Troubleshooting Steps
————————
To troubleshoot the issue, we followed these steps:
1. Check the connection: We logged into the Edges and grabbed the VRF ID of the RTEP tunnel. We then checked the BGP and ping between the RTEP IP addresses on both sites. As we could see all BGPs were established, and the ping commands gave a reply.
2. Check from Postman: We opened Postman and fired a GET API call to the NSX-Manager to grab the edge ID we needed in the next API call. We selected Basic Auth under the Authorization tab and filled in the admin credentials. When getting a reply in the body, we searched for the edge name and the corresponding ID.

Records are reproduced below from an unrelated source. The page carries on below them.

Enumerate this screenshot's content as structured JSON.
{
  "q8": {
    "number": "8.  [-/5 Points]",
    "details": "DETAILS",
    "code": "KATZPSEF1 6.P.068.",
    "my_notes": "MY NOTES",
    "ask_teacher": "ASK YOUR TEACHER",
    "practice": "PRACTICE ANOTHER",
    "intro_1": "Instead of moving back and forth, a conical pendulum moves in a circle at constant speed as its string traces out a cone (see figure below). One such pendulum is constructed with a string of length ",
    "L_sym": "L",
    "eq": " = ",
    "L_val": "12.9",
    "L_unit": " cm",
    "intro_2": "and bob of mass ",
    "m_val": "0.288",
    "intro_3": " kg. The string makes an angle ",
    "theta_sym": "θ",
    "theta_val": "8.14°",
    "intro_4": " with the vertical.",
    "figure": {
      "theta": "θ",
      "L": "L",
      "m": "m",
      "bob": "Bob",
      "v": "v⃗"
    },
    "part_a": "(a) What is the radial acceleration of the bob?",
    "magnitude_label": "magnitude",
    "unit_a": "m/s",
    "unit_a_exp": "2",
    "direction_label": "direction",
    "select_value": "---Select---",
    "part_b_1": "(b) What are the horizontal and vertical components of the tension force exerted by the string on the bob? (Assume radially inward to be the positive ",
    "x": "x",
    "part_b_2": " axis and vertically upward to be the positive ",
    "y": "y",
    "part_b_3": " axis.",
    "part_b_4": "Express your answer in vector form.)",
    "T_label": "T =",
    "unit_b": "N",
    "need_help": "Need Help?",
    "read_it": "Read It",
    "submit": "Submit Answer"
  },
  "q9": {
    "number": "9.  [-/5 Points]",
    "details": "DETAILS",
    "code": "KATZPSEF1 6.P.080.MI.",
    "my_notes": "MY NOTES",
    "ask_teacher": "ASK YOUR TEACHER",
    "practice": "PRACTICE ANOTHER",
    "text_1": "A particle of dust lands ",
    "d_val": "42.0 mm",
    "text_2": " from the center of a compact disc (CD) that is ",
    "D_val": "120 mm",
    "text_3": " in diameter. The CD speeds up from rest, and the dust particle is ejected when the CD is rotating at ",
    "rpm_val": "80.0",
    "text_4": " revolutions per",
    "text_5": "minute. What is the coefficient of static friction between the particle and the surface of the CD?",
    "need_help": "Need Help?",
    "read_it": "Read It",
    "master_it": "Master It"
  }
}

3. Get RTEP status: We then used this ID to get the RTEP status with the following GET API call:
The output showed that the BGP to one of the peers was established, but the issue persisted. We noticed that the alarm was resolved on one of the manager nodes, but it was still showing on other nodes and was keeping the alarm active.
Workaround
———–
To resolve the issue, we performed the following workaround:
1. Restart the Proton service on all manager nodes:
We SSHed with the admin user to the NSX-T manager nodes and executed the following commands:
Stop service proton
Start service proton
This workaround removed the alarm, and the issue was resolved.
Conclusion
———-
In conclusion, if you experience alarms and BGP connectivity issues in NSX-T 3.1.3.7, follow the troubleshooting steps outlined above to identify and resolve the issue. The solution/workaround is to restart the Proton service on all manager nodes. This issue is known in the 3.1.3.7 version in a 3-manager nodes setup, but it is fixed in version 3.2.1.
Note: Always check the NSX-T documentation and official support channels for the latest information and updates before troubleshooting and resolving any issues.